# Thread: Bayes rule solution check

1. ## Bayes rule solution check

A population of voters contains 40% Republicans and 60% Democrats. It is reported that 30% of the Republicans and 70% of the Democrats favor an election issue. A person chosen at random from this population is found to favor the issue in question. Find the conditional probability that this person is a Democrat.

Here is what I did.

Let P(r) person chosen is a republicant = 0.4
Let P(d) person chosen is a democrat = 0.6
P(a|r) person supports issue given he\she is republicant = 0.3
P(a|d) person supports issue given he\she is democrat = 0.7

Event of interest = P(d|a) (person is a democrat given he\she supports the issue)
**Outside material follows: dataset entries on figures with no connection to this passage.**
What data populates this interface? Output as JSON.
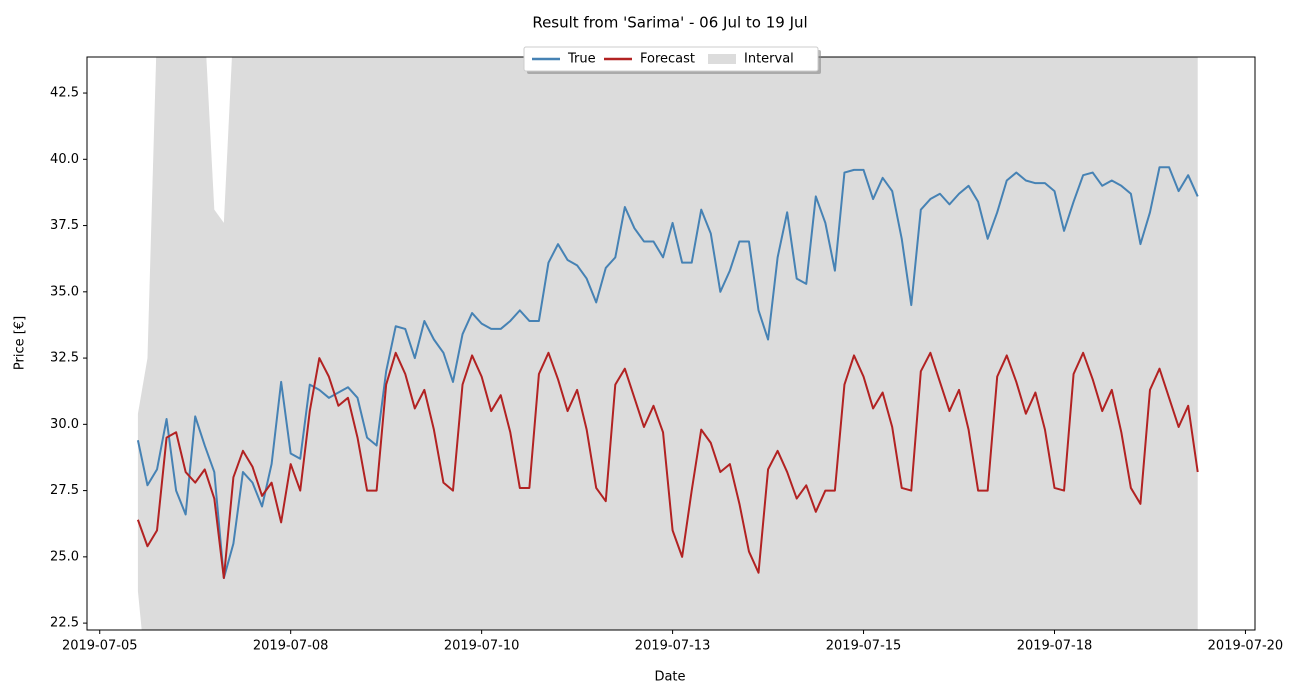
{
  "chart_data": {
    "type": "line",
    "title": "Result from 'Sarima' - 06 Jul to 19 Jul",
    "x_label": "Date",
    "y_label": "Price [€]",
    "x": [
      "2019-07-06 00:00",
      "2019-07-06 03:00",
      "2019-07-06 06:00",
      "2019-07-06 09:00",
      "2019-07-06 12:00",
      "2019-07-06 15:00",
      "2019-07-06 18:00",
      "2019-07-06 21:00",
      "2019-07-07 00:00",
      "2019-07-07 03:00",
      "2019-07-07 06:00",
      "2019-07-07 09:00",
      "2019-07-07 12:00",
      "2019-07-07 15:00",
      "2019-07-07 18:00",
      "2019-07-07 21:00",
      "2019-07-08 00:00",
      "2019-07-08 03:00",
      "2019-07-08 06:00",
      "2019-07-08 09:00",
      "2019-07-08 12:00",
      "2019-07-08 15:00",
      "2019-07-08 18:00",
      "2019-07-08 21:00",
      "2019-07-09 00:00",
      "2019-07-09 03:00",
      "2019-07-09 06:00",
      "2019-07-09 09:00",
      "2019-07-09 12:00",
      "2019-07-09 15:00",
      "2019-07-09 18:00",
      "2019-07-09 21:00",
      "2019-07-10 00:00",
      "2019-07-10 03:00",
      "2019-07-10 06:00",
      "2019-07-10 09:00",
      "2019-07-10 12:00",
      "2019-07-10 15:00",
      "2019-07-10 18:00",
      "2019-07-10 21:00",
      "2019-07-11 00:00",
      "2019-07-11 03:00",
      "2019-07-11 06:00",
      "2019-07-11 09:00",
      "2019-07-11 12:00",
      "2019-07-11 15:00",
      "2019-07-11 18:00",
      "2019-07-11 21:00",
      "2019-07-12 00:00",
      "2019-07-12 03:00",
      "2019-07-12 06:00",
      "2019-07-12 09:00",
      "2019-07-12 12:00",
      "2019-07-12 15:00",
      "2019-07-12 18:00",
      "2019-07-12 21:00",
      "2019-07-13 00:00",
      "2019-07-13 03:00",
      "2019-07-13 06:00",
      "2019-07-13 09:00",
      "2019-07-13 12:00",
      "2019-07-13 15:00",
      "2019-07-13 18:00",
      "2019-07-13 21:00",
      "2019-07-14 00:00",
      "2019-07-14 03:00",
      "2019-07-14 06:00",
      "2019-07-14 09:00",
      "2019-07-14 12:00",
      "2019-07-14 15:00",
      "2019-07-14 18:00",
      "2019-07-14 21:00",
      "2019-07-15 00:00",
      "2019-07-15 03:00",
      "2019-07-15 06:00",
      "2019-07-15 09:00",
      "2019-07-15 12:00",
      "2019-07-15 15:00",
      "2019-07-15 18:00",
      "2019-07-15 21:00",
      "2019-07-16 00:00",
      "2019-07-16 03:00",
      "2019-07-16 06:00",
      "2019-07-16 09:00",
      "2019-07-16 12:00",
      "2019-07-16 15:00",
      "2019-07-16 18:00",
      "2019-07-16 21:00",
      "2019-07-17 00:00",
      "2019-07-17 03:00",
      "2019-07-17 06:00",
      "2019-07-17 09:00",
      "2019-07-17 12:00",
      "2019-07-17 15:00",
      "2019-07-17 18:00",
      "2019-07-17 21:00",
      "2019-07-18 00:00",
      "2019-07-18 03:00",
      "2019-07-18 06:00",
      "2019-07-18 09:00",
      "2019-07-18 12:00",
      "2019-07-18 15:00",
      "2019-07-18 18:00",
      "2019-07-18 21:00",
      "2019-07-19 00:00",
      "2019-07-19 03:00",
      "2019-07-19 06:00",
      "2019-07-19 09:00",
      "2019-07-19 12:00",
      "2019-07-19 15:00",
      "2019-07-19 18:00",
      "2019-07-19 21:00"
    ],
    "series": [
      {
        "name": "True",
        "color": "#4682b4",
        "values": [
          29.4,
          27.7,
          28.3,
          30.2,
          27.5,
          26.6,
          30.3,
          29.2,
          28.2,
          24.2,
          25.5,
          28.2,
          27.8,
          26.9,
          28.5,
          31.6,
          28.9,
          28.7,
          31.5,
          31.3,
          31.0,
          31.2,
          31.4,
          31.0,
          29.5,
          29.2,
          32.0,
          33.7,
          33.6,
          32.5,
          33.9,
          33.2,
          32.7,
          31.6,
          33.4,
          34.2,
          33.8,
          33.6,
          33.6,
          33.9,
          34.3,
          33.9,
          33.9,
          36.1,
          36.8,
          36.2,
          36.0,
          35.5,
          34.6,
          35.9,
          36.3,
          38.2,
          37.4,
          36.9,
          36.9,
          36.3,
          37.6,
          36.1,
          36.1,
          38.1,
          37.2,
          35.0,
          35.8,
          36.9,
          36.9,
          34.3,
          33.2,
          36.3,
          38.0,
          35.5,
          35.3,
          38.6,
          37.6,
          35.8,
          39.5,
          39.6,
          39.6,
          38.5,
          39.3,
          38.8,
          37.0,
          34.5,
          38.1,
          38.5,
          38.7,
          38.3,
          38.7,
          39.0,
          38.4,
          37.0,
          38.0,
          39.2,
          39.5,
          39.2,
          39.1,
          39.1,
          38.8,
          37.3,
          38.4,
          39.4,
          39.5,
          39.0,
          39.2,
          39.0,
          38.7,
          36.8,
          38.0,
          39.7,
          39.7,
          38.8,
          39.4,
          38.6
        ]
      },
      {
        "name": "Forecast",
        "color": "#b22222",
        "values": [
          26.4,
          25.4,
          26.0,
          29.5,
          29.7,
          28.2,
          27.8,
          28.3,
          27.2,
          24.2,
          28.0,
          29.0,
          28.4,
          27.3,
          27.8,
          26.3,
          28.5,
          27.5,
          30.5,
          32.5,
          31.8,
          30.7,
          31.0,
          29.5,
          27.5,
          27.5,
          31.5,
          32.7,
          31.9,
          30.6,
          31.3,
          29.8,
          27.8,
          27.5,
          31.5,
          32.6,
          31.8,
          30.5,
          31.1,
          29.7,
          27.6,
          27.6,
          31.9,
          32.7,
          31.7,
          30.5,
          31.3,
          29.8,
          27.6,
          27.1,
          31.5,
          32.1,
          31.0,
          29.9,
          30.7,
          29.7,
          26.0,
          25.0,
          27.5,
          29.8,
          29.3,
          28.2,
          28.5,
          27.0,
          25.2,
          24.4,
          28.3,
          29.0,
          28.2,
          27.2,
          27.7,
          26.7,
          27.5,
          27.5,
          31.5,
          32.6,
          31.8,
          30.6,
          31.2,
          29.9,
          27.6,
          27.5,
          32.0,
          32.7,
          31.6,
          30.5,
          31.3,
          29.8,
          27.5,
          27.5,
          31.8,
          32.6,
          31.6,
          30.4,
          31.2,
          29.8,
          27.6,
          27.5,
          31.9,
          32.7,
          31.7,
          30.5,
          31.3,
          29.7,
          27.6,
          27.0,
          31.3,
          32.1,
          31.0,
          29.9,
          30.7,
          28.2
        ]
      },
      {
        "name": "Interval",
        "color": "#dcdcdc",
        "lower": [
          23.7,
          20,
          20,
          20,
          20,
          20,
          20,
          20,
          20,
          20,
          20,
          20,
          20,
          20,
          20,
          20,
          20,
          20,
          20,
          20,
          20,
          20,
          20,
          20,
          20,
          20,
          20,
          20,
          20,
          20,
          20,
          20,
          20,
          20,
          20,
          20,
          20,
          20,
          20,
          20,
          20,
          20,
          20,
          20,
          20,
          20,
          20,
          20,
          20,
          20,
          20,
          20,
          20,
          20,
          20,
          20,
          20,
          20,
          20,
          20,
          20,
          20,
          20,
          20,
          20,
          20,
          20,
          20,
          20,
          20,
          20,
          20,
          20,
          20,
          20,
          20,
          20,
          20,
          20,
          20,
          20,
          20,
          20,
          20,
          20,
          20,
          20,
          20,
          20,
          20,
          20,
          20,
          20,
          20,
          20,
          20,
          20,
          20,
          20,
          20,
          20,
          20,
          20,
          20,
          20,
          20,
          20,
          20,
          20,
          20,
          20,
          20
        ],
        "upper": [
          30.4,
          32.5,
          45,
          45,
          45,
          45,
          45,
          45,
          38.1,
          37.6,
          45,
          45,
          45,
          45,
          45,
          45,
          45,
          45,
          45,
          45,
          45,
          45,
          45,
          45,
          45,
          45,
          45,
          45,
          45,
          45,
          45,
          45,
          45,
          45,
          45,
          45,
          45,
          45,
          45,
          45,
          45,
          45,
          45,
          45,
          45,
          45,
          45,
          45,
          45,
          45,
          45,
          45,
          45,
          45,
          45,
          45,
          45,
          45,
          45,
          45,
          45,
          45,
          45,
          45,
          45,
          45,
          45,
          45,
          45,
          45,
          45,
          45,
          45,
          45,
          45,
          45,
          45,
          45,
          45,
          45,
          45,
          45,
          45,
          45,
          45,
          45,
          45,
          45,
          45,
          45,
          45,
          45,
          45,
          45,
          45,
          45,
          45,
          45,
          45,
          45,
          45,
          45,
          45,
          45,
          45,
          45,
          45,
          45,
          45,
          45,
          45,
          45
        ]
      }
    ],
    "xlim": [
      "2019-07-05 08:00",
      "2019-07-20 15:00"
    ],
    "xticks": [
      {
        "value": "2019-07-05 12:00",
        "label": "2019-07-05"
      },
      {
        "value": "2019-07-08 00:00",
        "label": "2019-07-08"
      },
      {
        "value": "2019-07-10 12:00",
        "label": "2019-07-10"
      },
      {
        "value": "2019-07-13 00:00",
        "label": "2019-07-13"
      },
      {
        "value": "2019-07-15 12:00",
        "label": "2019-07-15"
      },
      {
        "value": "2019-07-18 00:00",
        "label": "2019-07-18"
      },
      {
        "value": "2019-07-20 12:00",
        "label": "2019-07-20"
      }
    ],
    "ylim": [
      22.24,
      43.86
    ],
    "yticks": [
      {
        "value": 22.5,
        "label": "22.5"
      },
      {
        "value": 25,
        "label": "25.0"
      },
      {
        "value": 27.5,
        "label": "27.5"
      },
      {
        "value": 30,
        "label": "30.0"
      },
      {
        "value": 32.5,
        "label": "32.5"
      },
      {
        "value": 35,
        "label": "35.0"
      },
      {
        "value": 37.5,
        "label": "37.5"
      },
      {
        "value": 40,
        "label": "40.0"
      },
      {
        "value": 42.5,
        "label": "42.5"
      }
    ],
    "legend": "upper center"
  }
}
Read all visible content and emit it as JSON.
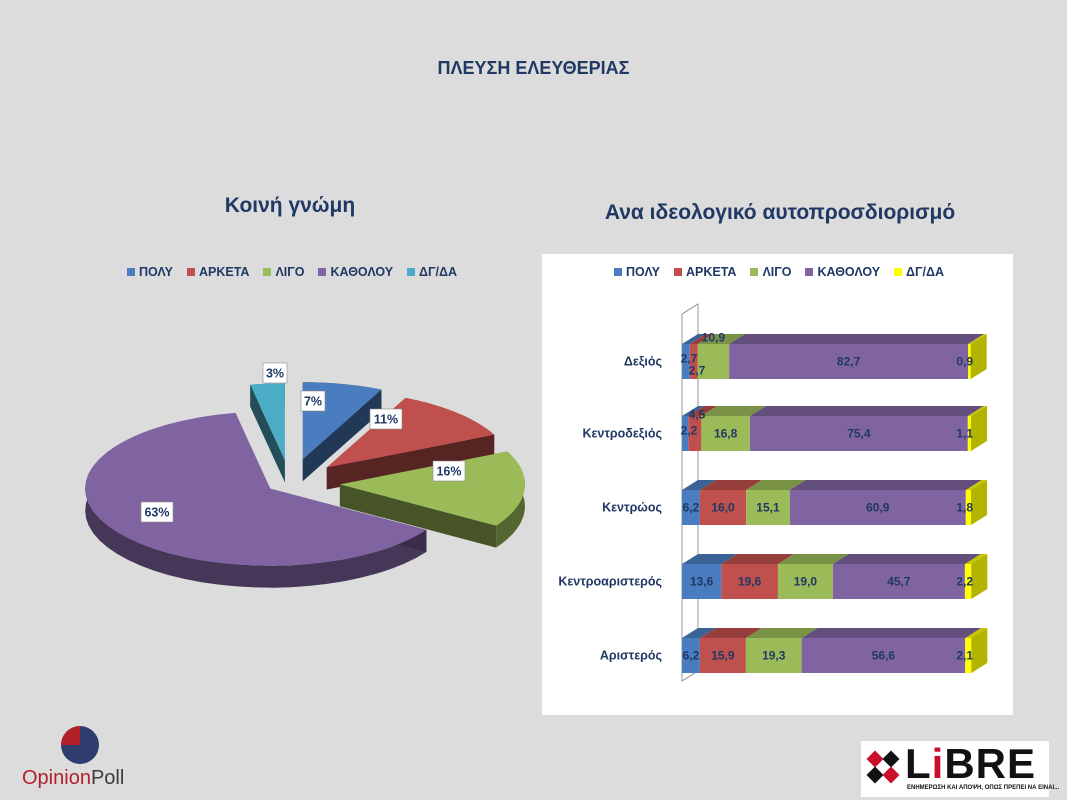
{
  "page": {
    "title": "ΠΛΕΥΣΗ ΕΛΕΥΘΕΡΙΑΣ",
    "left_subtitle": "Κοινή γνώμη",
    "right_subtitle": "Ανα ιδεολογικό αυτοπροσδιορισμό"
  },
  "logos": {
    "opinionpoll": {
      "part1": "Opinion",
      "part2": "Poll"
    },
    "libre": {
      "word_a": "L",
      "word_i": "i",
      "word_b": "BRE",
      "tagline": "ΕΝΗΜΕΡΩΣΗ ΚΑΙ ΑΠΟΨΗ, ΟΠΩΣ ΠΡΕΠΕΙ ΝΑ ΕΙΝΑΙ..."
    }
  },
  "chart_data": [
    {
      "type": "pie",
      "legend_position": "top",
      "categories": [
        "ΠΟΛΥ",
        "ΑΡΚΕΤΑ",
        "ΛΙΓΟ",
        "ΚΑΘΟΛΟΥ",
        "ΔΓ/ΔΑ"
      ],
      "values": [
        7,
        11,
        16,
        63,
        3
      ],
      "labels": [
        "7%",
        "11%",
        "16%",
        "63%",
        "3%"
      ],
      "colors": [
        "#4a7dbf",
        "#c0504d",
        "#9bbb59",
        "#8064a2",
        "#4bacc6"
      ]
    },
    {
      "type": "bar",
      "orientation": "horizontal",
      "stacked": true,
      "legend_position": "top",
      "categories": [
        "Δεξιός",
        "Κεντροδεξιός",
        "Κεντρώος",
        "Κεντροαριστερός",
        "Αριστερός"
      ],
      "series": [
        {
          "name": "ΠΟΛΥ",
          "color": "#4a7dbf",
          "values": [
            2.7,
            2.2,
            6.2,
            13.6,
            6.2
          ],
          "labels": [
            "2,7",
            "2,2",
            "6,2",
            "13,6",
            "6,2"
          ]
        },
        {
          "name": "ΑΡΚΕΤΑ",
          "color": "#c0504d",
          "values": [
            2.7,
            4.5,
            16.0,
            19.6,
            15.9
          ],
          "labels": [
            "2,7",
            "4,5",
            "16,0",
            "19,6",
            "15,9"
          ]
        },
        {
          "name": "ΛΙΓΟ",
          "color": "#9bbb59",
          "values": [
            10.9,
            16.8,
            15.1,
            19.0,
            19.3
          ],
          "labels": [
            "10,9",
            "16,8",
            "15,1",
            "19,0",
            "19,3"
          ]
        },
        {
          "name": "ΚΑΘΟΛΟΥ",
          "color": "#8064a2",
          "values": [
            82.7,
            75.4,
            60.9,
            45.7,
            56.6
          ],
          "labels": [
            "82,7",
            "75,4",
            "60,9",
            "45,7",
            "56,6"
          ]
        },
        {
          "name": "ΔΓ/ΔΑ",
          "color": "#ffff00",
          "values": [
            0.9,
            1.1,
            1.8,
            2.2,
            2.1
          ],
          "labels": [
            "0,9",
            "1,1",
            "1,8",
            "2,2",
            "2,1"
          ]
        }
      ],
      "xlim": [
        0,
        100
      ]
    }
  ]
}
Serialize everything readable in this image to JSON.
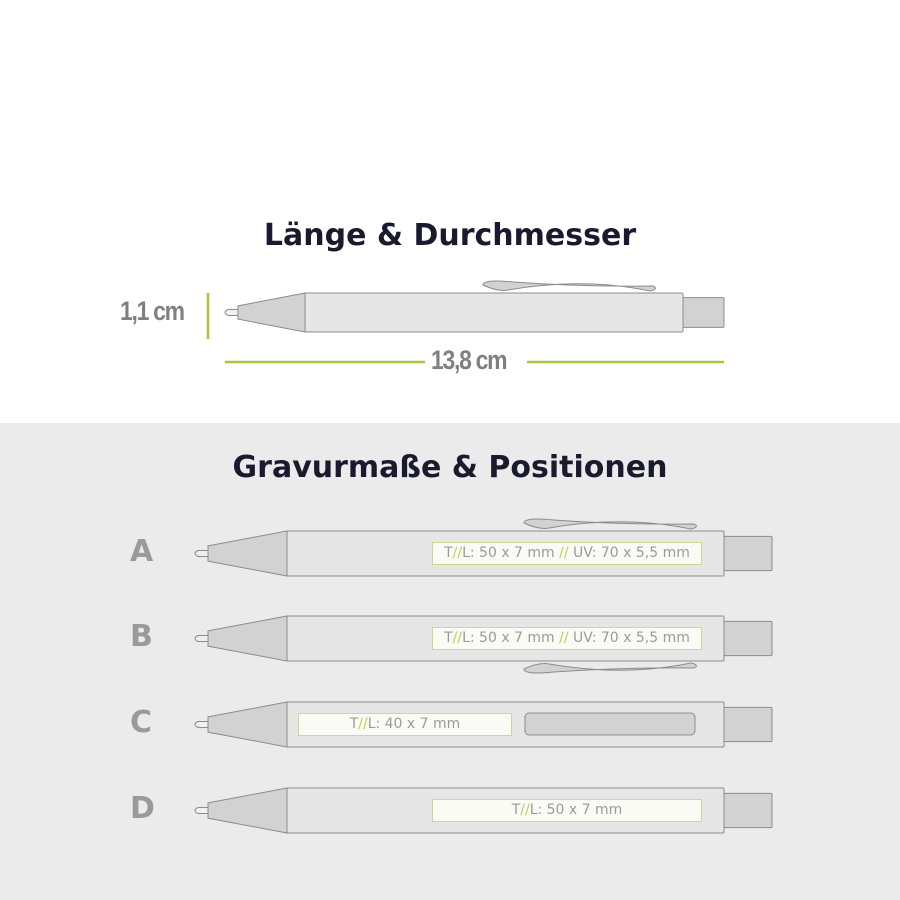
{
  "section1": {
    "title": "Länge & Durchmesser",
    "diameter": "1,1 cm",
    "length": "13,8 cm"
  },
  "section2": {
    "title": "Gravurmaße & Positionen",
    "positions": [
      {
        "label": "A",
        "clip": "top",
        "engraving": {
          "tl": "T",
          "sep": "//",
          "rest1": "L: 50 x 7 mm ",
          "sep2": "//",
          "rest2": " UV: 70 x 5,5 mm"
        }
      },
      {
        "label": "B",
        "clip": "bottom",
        "engraving": {
          "tl": "T",
          "sep": "//",
          "rest1": "L: 50 x 7 mm ",
          "sep2": "//",
          "rest2": " UV: 70 x 5,5 mm"
        }
      },
      {
        "label": "C",
        "clip": "side",
        "engraving": {
          "tl": "T",
          "sep": "//",
          "rest1": "L: 40 x 7 mm",
          "sep2": "",
          "rest2": ""
        }
      },
      {
        "label": "D",
        "clip": "none",
        "engraving": {
          "tl": "T",
          "sep": "//",
          "rest1": "L: 50 x 7 mm",
          "sep2": "",
          "rest2": ""
        }
      }
    ]
  },
  "colors": {
    "accent": "#a6c83c",
    "pen_body": "#e6e6e6",
    "pen_part": "#d2d2d2",
    "outline": "#8c8c8c",
    "panel": "#ebebeb"
  }
}
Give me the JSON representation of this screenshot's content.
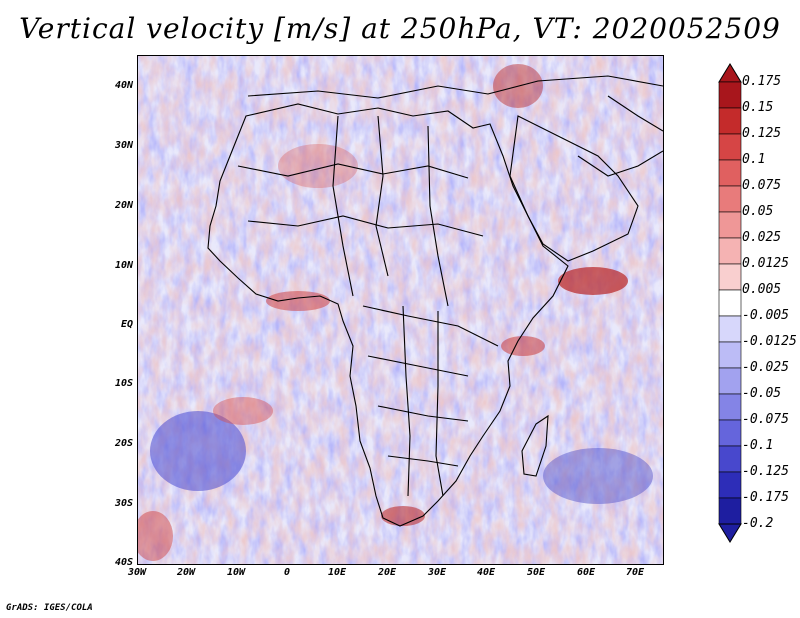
{
  "title": "Vertical velocity [m/s] at 250hPa, VT: 2020052509",
  "footer": "GrADS: IGES/COLA",
  "map": {
    "region": "Africa",
    "field": "vertical-velocity",
    "lat_labels": [
      "40N",
      "30N",
      "20N",
      "10N",
      "EQ",
      "10S",
      "20S",
      "30S",
      "40S"
    ],
    "lon_labels": [
      "30W",
      "20W",
      "10W",
      "0",
      "10E",
      "20E",
      "30E",
      "40E",
      "50E",
      "60E",
      "70E"
    ]
  },
  "colorbar": {
    "levels": [
      "0.175",
      "0.15",
      "0.125",
      "0.1",
      "0.075",
      "0.05",
      "0.025",
      "0.0125",
      "0.005",
      "-0.005",
      "-0.0125",
      "-0.025",
      "-0.05",
      "-0.075",
      "-0.1",
      "-0.125",
      "-0.175",
      "-0.2"
    ],
    "colors": [
      "#a8161c",
      "#c42b2b",
      "#d64545",
      "#e06060",
      "#e87b7b",
      "#ef9797",
      "#f5b3b3",
      "#f9cfcf",
      "#ffffff",
      "#ffffff",
      "#d7d7fb",
      "#bcbcf6",
      "#a2a2ef",
      "#8484e6",
      "#6565dc",
      "#4848cd",
      "#2d2db8",
      "#1e1ea0"
    ]
  }
}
Bayes' formula P(d|a) = P(a and d) / P(a)

where I found p(a)= 0.3*0.4 + 0.7*0.6 = 0.54

hence P(d|a) = 0.7*0.6 / 0.54 = 0.7777 which is about 78%

Does this sound like a right way to solve this problem or I am doing something wrong here?

Thank You

2. Originally Posted by somestudent2
A population of voters contains 40% Republicans and 60% Democrats. It is reported that 30% of the Republicans and 70% of the Democrats favor an election issue. A person chosen at random from this population is found to favor the issue in question. Find the conditional probability that this person is a Democrat.

Here is what I did.

Let P(r) person chosen is a republicant = 0.4
Let P(d) person chosen is a democrat = 0.6
P(a|r) person supports issue given he\she is republicant = 0.3
P(a|d) person supports issue given he\she is democrat = 0.7
Let 'e' stand for favoring the election issue.

Then (your question sound a little ambigous to me, but I think you mean this),
$P(d|a) = \frac{P(a|d)P(d)}{P(a|r)P(r)+P(a|d)P(d)}$
Now fill in those values.
$P(d) = P(r) = 1/2$.
While, $P(a|r) = .3$ and $P(a|d) = .7$

3. Hi, thanks for your quick response. I have a question. How did you get P(d)=P(r) = 1/2. I thought we are given that there are 40% Republicans so P(r)=0.4 and 60% Democrats so P(d)=0.6 ?

Thanks again.

4. Originally Posted by somestudent2
Hi, thanks for your quick response. I have a question. How did you get P(d)=P(r) = 1/2. I thought we are given that there are 40% Republicans so P(r)=0.4 and 60% Democrats so P(d)=0.6 ?
You are correct. The other is mistake made in haste I am sure.

5. Originally Posted by somestudent2
Hi, thanks for your quick response. I have a question. How did you get P(d)=P(r) = 1/2. I thought we are given that there are 40% Republicans so P(r)=0.4 and 60% Democrats so P(d)=0.6 ?

Thanks again.
Yes I made a mistake. When you said "at random" I was thinking 50/50 type random. But the problem says otherwise.